Negli anni ’70 Tenuta Migliavacca ottenne la certificazione biodinamica Demeter dalla sede tedesca, perché in Italia nemmeno esisteva ancora un’associazione attiva in questo settore. Se oggi la biodinamica è guardata come stregoneria, immaginiamo come poteva essere considerata in quegli anni. E quasi non se ne parlava.
Furono poi gli anni Duemila a vedere la crescita della domanda di prodotti “biologici”, più puliti. Ma Francesco lo dice sempre: “la biodinamica è un valore aggiunto per l’agricoltore, nella sua pratica quotidiana. Non c’è alcuna necessità di comunicarla al consumatore”. La biodinamica non indica cosa seminare, ma insegna il rapporto corretto tra cielo, aria e terra. Francesco Brezza, nel suo territorio, ha trovato un equilibrio tra grano, orzo e erba medica, che poi sono quelle che servono per l’alimentazione animale.

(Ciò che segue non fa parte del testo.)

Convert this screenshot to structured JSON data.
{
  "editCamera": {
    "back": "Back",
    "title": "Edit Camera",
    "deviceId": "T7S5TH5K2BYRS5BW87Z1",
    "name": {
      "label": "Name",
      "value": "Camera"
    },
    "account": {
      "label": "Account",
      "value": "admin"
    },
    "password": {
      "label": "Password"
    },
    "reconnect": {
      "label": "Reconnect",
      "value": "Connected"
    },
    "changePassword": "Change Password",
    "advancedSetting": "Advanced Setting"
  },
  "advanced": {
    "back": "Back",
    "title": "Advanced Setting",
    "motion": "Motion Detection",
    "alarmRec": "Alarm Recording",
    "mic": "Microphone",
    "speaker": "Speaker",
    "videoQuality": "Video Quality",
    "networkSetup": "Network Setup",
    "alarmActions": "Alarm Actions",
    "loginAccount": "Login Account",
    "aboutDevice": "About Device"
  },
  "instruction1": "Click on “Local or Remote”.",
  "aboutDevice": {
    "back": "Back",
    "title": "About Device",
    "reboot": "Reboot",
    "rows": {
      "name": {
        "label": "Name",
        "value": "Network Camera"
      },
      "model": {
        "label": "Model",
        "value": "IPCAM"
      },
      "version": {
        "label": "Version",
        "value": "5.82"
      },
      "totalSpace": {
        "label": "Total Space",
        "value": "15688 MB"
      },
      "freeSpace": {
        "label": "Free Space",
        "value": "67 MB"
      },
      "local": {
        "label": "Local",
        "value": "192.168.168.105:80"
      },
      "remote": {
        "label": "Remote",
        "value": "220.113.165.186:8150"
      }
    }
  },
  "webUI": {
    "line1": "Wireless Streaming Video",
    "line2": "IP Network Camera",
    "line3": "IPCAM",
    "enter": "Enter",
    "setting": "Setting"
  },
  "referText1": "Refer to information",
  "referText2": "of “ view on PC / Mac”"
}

Gli unici trattamenti che vengono utilizzati sono quelli ammessi dalla biodinamica, tra cui il corno-letame e il corno-silice, di cui molti agronomi sono totalmente scettici ma di cui Francesco vede la differenza tra l’utilizzarli o meno, da oltre trent’anni. E si rende conto anche dell’eccesso di azione in caso di utilizzo in dosi non corrette. Insomma, l’esperienza empirica e la serie storica di questa azienda potrebbe essere molto utile alla cosiddetta scienza ufficiale per provare a capire se ci sia qualcosa da spiegare nei risultati ottenuti con queste pratiche. Insomma, Francesco, che ha studiato agronomia, non ha preclusioni, utilizza semplicemente il metodo che gli garantisce i risultati migliori, e la scienza potrebbe giovarsi della sua laicità per provare a capire quali pratiche possano essere comprese più a fondo e trasportate su larga scala, per contribuire a garantire all’agricoltura una maggiore sostenibilità.
Oggi c’è una nuova generazione in casa Brezza, la figlia Cristina, una ragazza dallo sguardo sveglio e profondo, che ha appena intrapreso alle scuole superiori gli studi di agronomia e che desidera anch’essa vivere in armonia con la natura, come imparato dal padre, che ha imparato a sua volta da nonno Luigi. Anch’essa, se vorrà, darà il suo contributo all’equilibrio di questa azienda, di questa terra e di questi vini, di cui non ho parlato, perché basta assaggiarli per ritrovarvi all’interno tutta la verità che ho riconosciuto al primo sorso, che ho ritrovato in Francesco e che, lo dico con una punta d’orgoglio, forse lui ha ritrovato in me e che ci ha permesso di iniziare questa amicizia che mi auguro sia solo all’inizio.